In this study, in order to determine the changes in LULC in the period covering 1985–2018 in the Konya Eregli-Bor Lower Basin by using the Landsat TM satellite images and CORINE classification data, 5 basic training classes were identified and classified by supervised classification techniques. Then, modeling was carried out with the Cellular Vending MC Model to determine the urban development potential of the region and monitor the change in artificial regions. As a result, this study was conducted regionally for the first time. The change in LULC in the study area and future prediction models have produced new original results for both natural areas and artificial areas.

It is revealed that urban development in Eregli district will be in the whole region but will show a more pronounced development especially in the neighborhoods of the Northwest direction, as well as the results of forecast modeling around road axes and development will continue. Despite the increase in artificial areas in the years 2030 and 2040 determined for the future scenario, it is noteworthy that there will be losses in agricultural, forest and pasture areas. Especially the losses to occur in pasture areas are higher than forest and agricultural areas. It should not be forgotten that these losses in pasture areas will damage the livestock sector and may cause the destruction of the most important food sources of the livestock.

In addition, agricultural areas have been transformed into artificial areas to meet the demand for housing. While the reduction of rural and agricultural areas causes negativities in terms of ecological balance and biodiversity conservation, the increase of urban heat islands also accelerates climate change (Akdeniz et al. 2023; Al-Kofani et al. 2018; Mansour et al. 2020).

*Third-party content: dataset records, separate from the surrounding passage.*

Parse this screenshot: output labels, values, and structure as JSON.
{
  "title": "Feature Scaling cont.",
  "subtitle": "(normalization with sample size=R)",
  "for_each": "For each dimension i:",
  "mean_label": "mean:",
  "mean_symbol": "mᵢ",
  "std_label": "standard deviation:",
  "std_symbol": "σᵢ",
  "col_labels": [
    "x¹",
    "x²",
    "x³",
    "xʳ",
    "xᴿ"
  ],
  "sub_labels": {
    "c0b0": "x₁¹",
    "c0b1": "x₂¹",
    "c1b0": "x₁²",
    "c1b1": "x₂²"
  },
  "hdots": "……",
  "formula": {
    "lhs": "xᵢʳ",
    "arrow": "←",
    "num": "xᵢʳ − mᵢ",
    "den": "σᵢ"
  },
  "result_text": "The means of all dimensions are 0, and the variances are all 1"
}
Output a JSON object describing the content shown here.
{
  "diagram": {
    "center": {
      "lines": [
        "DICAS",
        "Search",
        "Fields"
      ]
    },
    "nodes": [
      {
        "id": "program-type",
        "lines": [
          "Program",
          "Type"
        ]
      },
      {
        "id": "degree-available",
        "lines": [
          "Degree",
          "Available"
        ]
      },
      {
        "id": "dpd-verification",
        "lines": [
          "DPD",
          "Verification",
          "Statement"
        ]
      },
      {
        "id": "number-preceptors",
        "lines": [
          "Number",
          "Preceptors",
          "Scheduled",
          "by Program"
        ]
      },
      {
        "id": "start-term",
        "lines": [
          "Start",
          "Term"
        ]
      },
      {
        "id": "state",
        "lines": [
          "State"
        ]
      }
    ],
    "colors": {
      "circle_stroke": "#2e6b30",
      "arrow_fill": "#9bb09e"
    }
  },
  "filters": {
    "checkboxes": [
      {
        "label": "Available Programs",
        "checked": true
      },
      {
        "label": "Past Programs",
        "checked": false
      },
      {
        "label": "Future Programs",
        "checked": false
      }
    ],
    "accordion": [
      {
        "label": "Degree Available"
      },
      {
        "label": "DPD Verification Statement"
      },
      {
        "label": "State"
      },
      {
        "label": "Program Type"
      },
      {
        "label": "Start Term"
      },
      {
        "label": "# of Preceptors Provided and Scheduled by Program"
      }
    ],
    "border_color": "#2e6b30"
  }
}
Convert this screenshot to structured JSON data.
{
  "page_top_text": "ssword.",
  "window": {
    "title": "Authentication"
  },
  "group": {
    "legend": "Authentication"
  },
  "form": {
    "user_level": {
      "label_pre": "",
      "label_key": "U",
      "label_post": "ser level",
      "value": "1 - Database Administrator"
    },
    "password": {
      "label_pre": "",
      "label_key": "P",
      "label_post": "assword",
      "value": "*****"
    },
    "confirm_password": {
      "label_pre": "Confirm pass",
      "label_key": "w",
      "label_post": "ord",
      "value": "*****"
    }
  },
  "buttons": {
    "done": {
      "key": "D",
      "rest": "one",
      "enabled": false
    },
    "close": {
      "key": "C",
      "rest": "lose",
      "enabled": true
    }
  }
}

Considering that nature has a unique balance, it is obvious that changes occurring on earth surface will cause a radical change in the ecological balance and cause irreversible losses. The region is one of the most important production regions of Türkiye in terms of agriculture. For this reason, it is necessary to prevent the unplanned and arbitrary use of the lands and to restrain the occupation of public lands and disruption of their characteristics. It is important to take into account the LULC of the region in the laws and regulations to be enacted by the authorized bodies in all kinds of future planning, and to control the planning with future prediction models and analysis methods while planning residential areas, industrial areas and agricultural areas. Population increases, migration and socioeconomic conditions as well as political factors can cause environmental problems. Therefore, before the environmental plans, master development plans and implementary development plans prepared by local authorities are created, such prediction models should be prepared and city plans should be created in line with the development direction and speed of development of the region. Furthermore, comprehensive precautions should be taken to prevent construction in agricultural, forest and pasture areas, and deformations in these areas should be prevented. It will ensure that more sustainable living spaces are left for future generations by protecting and regenerating areas that have not been disturbed or can be rehabilitated.